Lawyers who specialize in FOIA work say that while such requests will almost certainly be denied initially, there’s a chance that the plaintiffs could prevail in court.
“Theoretically, they could win,” said Scott Hodes, who from 1998 to 2002 was the acting unit chief of the Federal Bureau of Investigation’s Freedom of Information/Privacy Act Section’s litigation unit and is now a solo practitioner in Washington. “It will not be an easy decision. There are reasons on both sides.”
FOIA requires that all federal agency records be accessible to the public unless there exists a specific exemption – and there are nine, covering everything from trade secrets to the location of wells. The most applicable in this case would be those dealing with national security.
But first, there’s a major threshold question, said national security law expert Mark Zaid, who heads his own five-lawyer firm in Washington. That is, who has the photos?
The pictures, presumably, were taken by operatives from the Defense Department’s Navy Seals or the Central Intelligence Agency – both subject to FOIA as federal agencies.

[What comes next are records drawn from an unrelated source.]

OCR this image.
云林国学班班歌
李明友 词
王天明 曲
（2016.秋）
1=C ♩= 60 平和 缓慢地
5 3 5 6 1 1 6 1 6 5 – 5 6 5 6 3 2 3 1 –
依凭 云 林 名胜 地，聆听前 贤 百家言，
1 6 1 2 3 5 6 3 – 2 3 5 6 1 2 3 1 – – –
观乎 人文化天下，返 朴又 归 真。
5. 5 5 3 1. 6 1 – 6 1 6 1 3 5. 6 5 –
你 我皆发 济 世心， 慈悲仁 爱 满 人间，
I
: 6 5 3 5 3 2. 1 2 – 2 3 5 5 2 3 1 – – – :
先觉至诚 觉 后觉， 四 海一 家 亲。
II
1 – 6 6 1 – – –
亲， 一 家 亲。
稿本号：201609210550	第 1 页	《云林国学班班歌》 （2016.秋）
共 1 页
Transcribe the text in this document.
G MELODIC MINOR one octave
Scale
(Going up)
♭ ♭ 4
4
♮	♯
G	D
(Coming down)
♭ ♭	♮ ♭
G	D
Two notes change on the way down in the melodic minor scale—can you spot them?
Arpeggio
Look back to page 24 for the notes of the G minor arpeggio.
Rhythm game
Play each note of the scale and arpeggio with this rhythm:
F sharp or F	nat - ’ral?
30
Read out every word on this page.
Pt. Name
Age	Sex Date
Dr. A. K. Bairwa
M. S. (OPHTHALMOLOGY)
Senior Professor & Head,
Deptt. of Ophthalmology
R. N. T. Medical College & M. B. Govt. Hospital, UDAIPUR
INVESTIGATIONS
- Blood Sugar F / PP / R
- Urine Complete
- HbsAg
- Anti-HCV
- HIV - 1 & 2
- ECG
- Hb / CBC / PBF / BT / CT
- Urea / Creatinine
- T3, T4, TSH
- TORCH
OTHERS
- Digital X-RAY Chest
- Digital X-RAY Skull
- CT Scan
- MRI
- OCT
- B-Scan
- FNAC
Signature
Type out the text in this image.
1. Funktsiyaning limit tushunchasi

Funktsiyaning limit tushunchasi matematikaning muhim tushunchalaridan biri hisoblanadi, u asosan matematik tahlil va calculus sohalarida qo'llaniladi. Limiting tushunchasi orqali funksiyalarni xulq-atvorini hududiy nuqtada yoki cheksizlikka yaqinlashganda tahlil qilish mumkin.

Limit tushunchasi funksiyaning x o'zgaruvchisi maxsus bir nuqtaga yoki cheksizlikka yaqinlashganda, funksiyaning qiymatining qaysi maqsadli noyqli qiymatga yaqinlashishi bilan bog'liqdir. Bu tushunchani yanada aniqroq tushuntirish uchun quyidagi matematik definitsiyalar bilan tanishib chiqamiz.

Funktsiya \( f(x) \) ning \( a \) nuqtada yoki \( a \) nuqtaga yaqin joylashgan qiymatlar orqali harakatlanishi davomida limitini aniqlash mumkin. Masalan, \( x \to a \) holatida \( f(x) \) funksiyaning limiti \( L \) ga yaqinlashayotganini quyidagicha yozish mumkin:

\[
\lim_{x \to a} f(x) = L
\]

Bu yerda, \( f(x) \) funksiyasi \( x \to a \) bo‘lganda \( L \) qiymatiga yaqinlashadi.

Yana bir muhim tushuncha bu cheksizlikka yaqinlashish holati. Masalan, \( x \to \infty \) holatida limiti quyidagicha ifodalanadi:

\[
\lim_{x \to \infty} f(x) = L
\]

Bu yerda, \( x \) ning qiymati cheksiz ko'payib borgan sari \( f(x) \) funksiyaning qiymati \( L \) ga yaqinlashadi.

The White House, however, is exempt from FOIA requests.
“Under FOIA, agencies are not required to retrieve documents that are no longer in their possession,” Zaid said. “If the White House has all the copies, [the photos] are no longer subject to FOIA. That would be the smart way to hold on to them.”
Alternately, the agencies could claim that the photos fall under one FOIA exemption, which covers records “to be kept secret in the interest of national defense or foreign policy and are in fact properly classified.”
One issue, Zaid said, is that the raid is not secret. “Releasing the photos would not reveal the operation. That’s been done,” he said. “Can the photos by themselves be classified? The government may have a hard time arguing this.”
Hodes noted that the Defense Department tried to stop the release of photos at Abu Ghraib prison, arguing that they could be inflammatory and cause riots in the Middle East or retaliation against American soliders. A different FOIA exemption protects law enforcement information that “could reasonably be expected to endanger the life or physical safety of any individual.”
“The rationale here could be similar,” Hodes said. “Except in this case, the majority of American people don’t think we’ve done anything wrong.”